I look forward to the end of 2012 yet at the same time, I sense fear inside of me.

Fear of the unknown thereafter;
Fear of how things will be like in this last quarter;
Fear of how things will unfold for YAY! Camp.

And without faith it is impossible to please God, because anyone who comes to him must believe that he exists and that he rewards those who earnestly seek him. ~ Heb. 11:6

I gather that I must first choose to move on and charge into this unknown in Faith, by Faith. Sure it could be just another career like everyone else, or perhaps something else the Lord has prepared. Either way, it is a journey into the unknown and I can only pray that I look back at His faithfulness, give thanks for His grace and mercy and keep moving forward under His guidance.

Be it a 500-megaton nuclear missile or a hiker trekking across the Himalayan Mountains, one thing for sure. They all know where they're heading for, whether by choice or by input of another. I suppose the same goes for me. It is really not so much about planning or charting the path ahead, rather to download the coordinates from the Divine One, simply for the verse Jerm. 29:11.

From schoolwork to YAY! Camp to Worship Ministry to Cell. It can often threaten to break me down.
It has been a bumpy ride in the last couple of weeks. With all the storms threatening to overturn the boat, I'm glad to be reminded. The Lord of all is onboard the very same boat I am in.

Going through the worship ministry's calendar and schedule was really a challenge from the Lord as I responded to Him on the journey home today. Was reading Steven Furtick's Sun Stand Still and felt the challenge of the Lord so strongly. Ask AUDACIOUSLY IN FAITH. If my vision in life does not intimidate me, it is probably an insult to God. I wished there'll be a solution to the issues going around. Maybe God isn't as concerned in the problem being resolved. Maybe there is something He wants to say here.

So in the evening I received and opened the worship ministry update via email. And first up was the worship duties that couldn't have been allocated on a better date, the very period of my papers. As I synchronized the various dates and events, I can only say "woah".

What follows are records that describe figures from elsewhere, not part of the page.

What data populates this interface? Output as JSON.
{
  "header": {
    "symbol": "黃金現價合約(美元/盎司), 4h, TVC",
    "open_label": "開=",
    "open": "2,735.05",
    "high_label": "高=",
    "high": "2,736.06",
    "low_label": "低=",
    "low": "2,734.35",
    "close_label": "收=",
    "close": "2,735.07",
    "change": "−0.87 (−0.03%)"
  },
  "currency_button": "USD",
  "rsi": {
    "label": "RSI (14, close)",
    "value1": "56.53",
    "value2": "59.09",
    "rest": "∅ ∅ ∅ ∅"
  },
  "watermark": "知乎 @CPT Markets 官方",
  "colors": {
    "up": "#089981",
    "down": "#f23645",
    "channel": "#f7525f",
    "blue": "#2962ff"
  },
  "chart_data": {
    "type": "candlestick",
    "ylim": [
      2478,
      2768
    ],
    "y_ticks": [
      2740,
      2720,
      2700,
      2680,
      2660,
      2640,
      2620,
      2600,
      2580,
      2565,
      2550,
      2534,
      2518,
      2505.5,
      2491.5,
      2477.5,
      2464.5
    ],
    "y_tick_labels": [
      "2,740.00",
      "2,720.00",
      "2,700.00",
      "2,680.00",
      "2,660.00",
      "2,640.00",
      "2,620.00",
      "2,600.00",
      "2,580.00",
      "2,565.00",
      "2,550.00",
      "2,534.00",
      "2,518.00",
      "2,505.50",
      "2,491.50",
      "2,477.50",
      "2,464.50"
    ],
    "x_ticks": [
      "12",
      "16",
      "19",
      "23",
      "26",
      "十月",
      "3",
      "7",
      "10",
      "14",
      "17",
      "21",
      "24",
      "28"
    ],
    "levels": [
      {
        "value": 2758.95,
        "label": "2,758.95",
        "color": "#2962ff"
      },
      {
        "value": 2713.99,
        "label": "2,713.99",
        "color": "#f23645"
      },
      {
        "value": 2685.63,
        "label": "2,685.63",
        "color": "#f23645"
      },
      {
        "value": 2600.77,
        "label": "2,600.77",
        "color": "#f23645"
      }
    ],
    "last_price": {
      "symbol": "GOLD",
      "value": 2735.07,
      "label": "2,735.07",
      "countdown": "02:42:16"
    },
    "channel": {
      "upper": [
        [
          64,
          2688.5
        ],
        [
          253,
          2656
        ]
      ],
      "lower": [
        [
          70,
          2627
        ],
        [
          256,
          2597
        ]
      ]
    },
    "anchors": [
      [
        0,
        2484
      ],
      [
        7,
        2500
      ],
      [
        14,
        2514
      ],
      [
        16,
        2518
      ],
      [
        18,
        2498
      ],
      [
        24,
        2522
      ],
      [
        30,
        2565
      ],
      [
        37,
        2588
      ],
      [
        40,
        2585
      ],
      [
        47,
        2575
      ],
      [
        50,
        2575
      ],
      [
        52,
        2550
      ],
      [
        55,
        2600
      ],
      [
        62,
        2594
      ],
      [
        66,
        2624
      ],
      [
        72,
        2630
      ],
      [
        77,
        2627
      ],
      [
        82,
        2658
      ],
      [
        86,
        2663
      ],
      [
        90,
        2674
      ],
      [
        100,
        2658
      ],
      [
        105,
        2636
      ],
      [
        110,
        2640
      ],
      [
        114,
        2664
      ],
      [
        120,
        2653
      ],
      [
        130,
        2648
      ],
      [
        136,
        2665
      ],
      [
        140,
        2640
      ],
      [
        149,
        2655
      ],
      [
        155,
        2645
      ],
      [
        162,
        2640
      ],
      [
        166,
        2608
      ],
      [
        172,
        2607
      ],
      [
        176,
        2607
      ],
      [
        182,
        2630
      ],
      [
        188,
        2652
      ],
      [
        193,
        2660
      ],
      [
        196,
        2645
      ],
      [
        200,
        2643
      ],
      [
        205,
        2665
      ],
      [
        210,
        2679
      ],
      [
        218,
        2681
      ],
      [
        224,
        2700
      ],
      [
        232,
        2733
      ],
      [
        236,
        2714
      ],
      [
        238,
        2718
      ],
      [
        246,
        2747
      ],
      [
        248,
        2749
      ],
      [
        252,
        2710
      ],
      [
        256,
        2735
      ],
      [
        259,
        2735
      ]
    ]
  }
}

And to have Faith facing the coming onslaught of 'doing'.  Plus it doesn't help when there are still to-do's for the camp and my ministry head already placing much expectations on this event. I have been told umpteen times to distribute the work; always being mindful what God is doing/saying. In practice, it is really tough finding that someone who is willing. Decided to trust God to provide whichever area we're lacking. That's how this camp is going to be.

A camp that will be like none before and none after, a camp that uniquely serves God's agenda for this season. A chosen people, a royal priesthood, a holy nation. God's SPECIAL POSSESSION.